When we launched UneeQ Creator, a member of our marketing team considered it a good chance to build a digital human who can answer questions on term deposits through “face to face” conversation. 

Will was created using answers from Investopedia – made more conversational and loaded up into Dialogflow, Google’s natural language platform. 

A short while later, Will was ready to talk. Here’s a quick video of Will after a small amount of training. 

Importantly, Will was designed with a purely educational use case in mind, and because of that, his focus is on helping people understand.

  • He can simplify complex terms and give examples on request;
  • He’s always available and adds a human face to this type of automated customer service;
  • He can repeat himself without loss of consistency (and without getting annoyed).

Will helps to educate through the spoken and written word (should conversational transcripts be turned on), as well as kinaesthetic learning, or “learning by doing”. Future-state Will can also be iterated to include on-screen visuals to help those who are more visual learners – so all four learning styles are covered by the AI.

You can try the UneeQ Creator platform for free to create digital human concepts of your own. But more broadly speaking, what’s next in the push to dramatically improve financial literacy with technology?

Who people are banking on to improve financial literacy

The fact that almost half of people believe it’s their bank’s job to educate and help them make better financial decisions is telling. From a consumer perspective, banks shouldn’t see this as a monumental task that’s been bundled to them by their customers – it’s a great opportunity.

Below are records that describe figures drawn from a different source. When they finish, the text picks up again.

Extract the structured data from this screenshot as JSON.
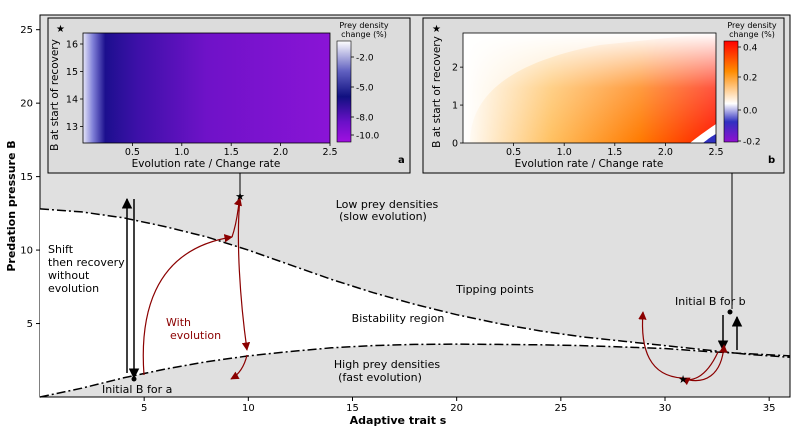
{
  "chart_data": {
    "type": "line",
    "main": {
      "xlabel": "Adaptive trait s",
      "ylabel": "Predation pressure B",
      "xlim": [
        0,
        36
      ],
      "ylim": [
        0,
        26
      ],
      "xticks": [
        5,
        10,
        15,
        20,
        25,
        30,
        35
      ],
      "yticks": [
        5,
        10,
        15,
        20,
        25
      ],
      "upper_curve": {
        "name": "Tipping points (upper)",
        "x": [
          0,
          2,
          4,
          6,
          8,
          10,
          12,
          14,
          16,
          18,
          20,
          22,
          24,
          26,
          28,
          30,
          32,
          34,
          36
        ],
        "y": [
          12.8,
          12.6,
          12.2,
          11.6,
          10.9,
          10.0,
          9.0,
          8.0,
          7.1,
          6.3,
          5.6,
          5.0,
          4.5,
          4.1,
          3.8,
          3.5,
          3.2,
          2.9,
          2.7
        ]
      },
      "lower_curve": {
        "name": "Tipping points (lower)",
        "x": [
          0,
          2,
          4,
          6,
          8,
          10,
          12,
          14,
          16,
          18,
          20,
          22,
          24,
          26,
          28,
          30,
          32,
          34,
          36
        ],
        "y": [
          0.0,
          0.6,
          1.3,
          1.9,
          2.4,
          2.8,
          3.1,
          3.35,
          3.5,
          3.58,
          3.6,
          3.58,
          3.55,
          3.5,
          3.4,
          3.3,
          3.1,
          2.95,
          2.8
        ]
      },
      "labels": {
        "low_region_1": "Low prey densities",
        "low_region_2": "(slow evolution)",
        "tipping": "Tipping points",
        "bistability": "Bistability region",
        "high_region_1": "High prey densities",
        "high_region_2": "(fast evolution)",
        "shift_1": "Shift",
        "shift_2": "then recovery",
        "shift_3": "without",
        "shift_4": "evolution",
        "with_1": "With",
        "with_2": "evolution",
        "initial_a": "Initial B for a",
        "initial_b": "Initial B for b"
      }
    },
    "inset_a": {
      "panel": "a",
      "type": "heatmap",
      "xlabel": "Evolution rate / Change rate",
      "ylabel": "B at start of recovery",
      "star": "★",
      "xticks": [
        "0.5",
        "1.0",
        "1.5",
        "2.0",
        "2.5"
      ],
      "yticks": [
        "13",
        "14",
        "15",
        "16"
      ],
      "colorbar_title_1": "Prey density",
      "colorbar_title_2": "change (%)",
      "colorbar_ticks": [
        "-2.0",
        "-5.0",
        "-8.0",
        "-10.0"
      ]
    },
    "inset_b": {
      "panel": "b",
      "type": "heatmap",
      "xlabel": "Evolution rate / Change rate",
      "ylabel": "B at start of recovery",
      "star": "★",
      "xticks": [
        "0.5",
        "1.0",
        "1.5",
        "2.0",
        "2.5"
      ],
      "yticks": [
        "0",
        "1",
        "2"
      ],
      "colorbar_title_1": "Prey density",
      "colorbar_title_2": "change (%)",
      "colorbar_ticks": [
        "0.4",
        "0.2",
        "0.0",
        "-0.2"
      ]
    }
  }
}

Customers want their banks to get closer to them. Not many industries can say that. 

And it’s not surprising, either. In one way, the decade-long movement towards digital has made the bank-to-customer relationship very functional, very efficient and rather utilitarian.

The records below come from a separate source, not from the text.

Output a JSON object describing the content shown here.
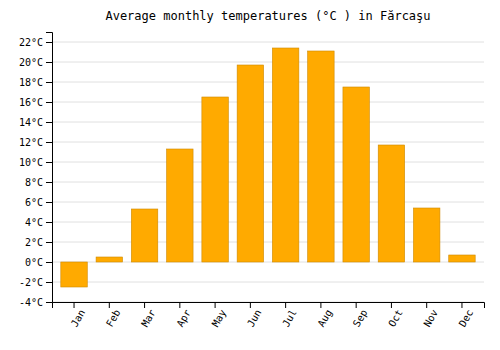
{
  "chart_data": {
    "type": "bar",
    "title": "Average monthly temperatures (°C ) in Fărcaşu",
    "categories": [
      "Jan",
      "Feb",
      "Mar",
      "Apr",
      "May",
      "Jun",
      "Jul",
      "Aug",
      "Sep",
      "Oct",
      "Nov",
      "Dec"
    ],
    "values": [
      -2.5,
      0.5,
      5.3,
      11.3,
      16.5,
      19.7,
      21.4,
      21.1,
      17.5,
      11.7,
      5.4,
      0.7
    ],
    "color": "#FFAA00",
    "ylim": [
      -4,
      23
    ],
    "yticks": [
      {
        "value": -4,
        "label": "-4°C"
      },
      {
        "value": -2,
        "label": "-2°C"
      },
      {
        "value": 0,
        "label": "0°C"
      },
      {
        "value": 2,
        "label": "2°C"
      },
      {
        "value": 4,
        "label": "4°C"
      },
      {
        "value": 6,
        "label": "6°C"
      },
      {
        "value": 8,
        "label": "8°C"
      },
      {
        "value": 10,
        "label": "10°C"
      },
      {
        "value": 12,
        "label": "12°C"
      },
      {
        "value": 14,
        "label": "14°C"
      },
      {
        "value": 16,
        "label": "16°C"
      },
      {
        "value": 18,
        "label": "18°C"
      },
      {
        "value": 20,
        "label": "20°C"
      },
      {
        "value": 22,
        "label": "22°C"
      }
    ],
    "grid": true
  }
}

A recent PwC study finds that 64% of US consumers believe companies have lost touch with the human element of customer experience – 82% want more human interactions from businesses. Even as most banks try to make things as fast, efficient and “human free” as they can be, only 3% of customers want their experiences to be as automated as possible.

Plus, when digital banking offers largely the same functions and experience, where does a competitive edge come from? As so many financial institutions find their share of the customer experience being taken over by third-parties, delivering a direct human experience – even digitally – is an opportunity that works for both consumers and banking businesses.

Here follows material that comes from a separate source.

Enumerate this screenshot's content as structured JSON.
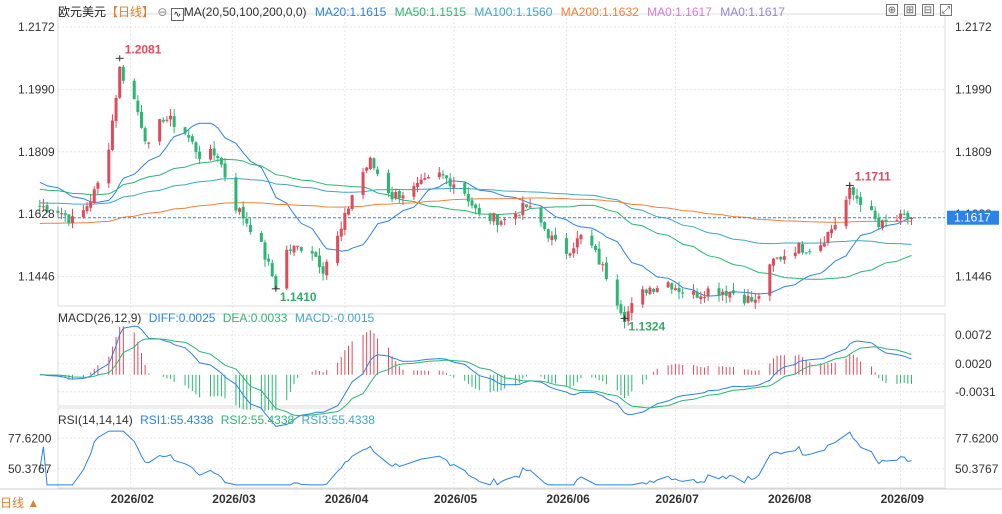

Not to mention that when those customers are more financially literate, they’re more likely to make smarter money decisions – whether they’re taking on a mortgage, saving for retirement or using loan products they can afford to pay back.

Entering a recognizable future

So, all signs seem to point at the possibility that banks and financial institutions will be the ones who really push increased financial literacy to much-needed new heights.

That’s not to say there isn’t a need for other industries, as well as the education and public sectors, to play a part. The more we can get students to engage with their inevitable financial futures, the brighter that future is going to be.

And with emerging conversational AI technologies, it’s a recognizable future, too. One where you can have human conversations about important subjects; one where banks and other financial institutions can show caring, understanding and empathy to what can be an anxious topic.

If nothing else, it would just be nice to live in a world where we can talk more openly and (truly) confidently about money than we can our own demise.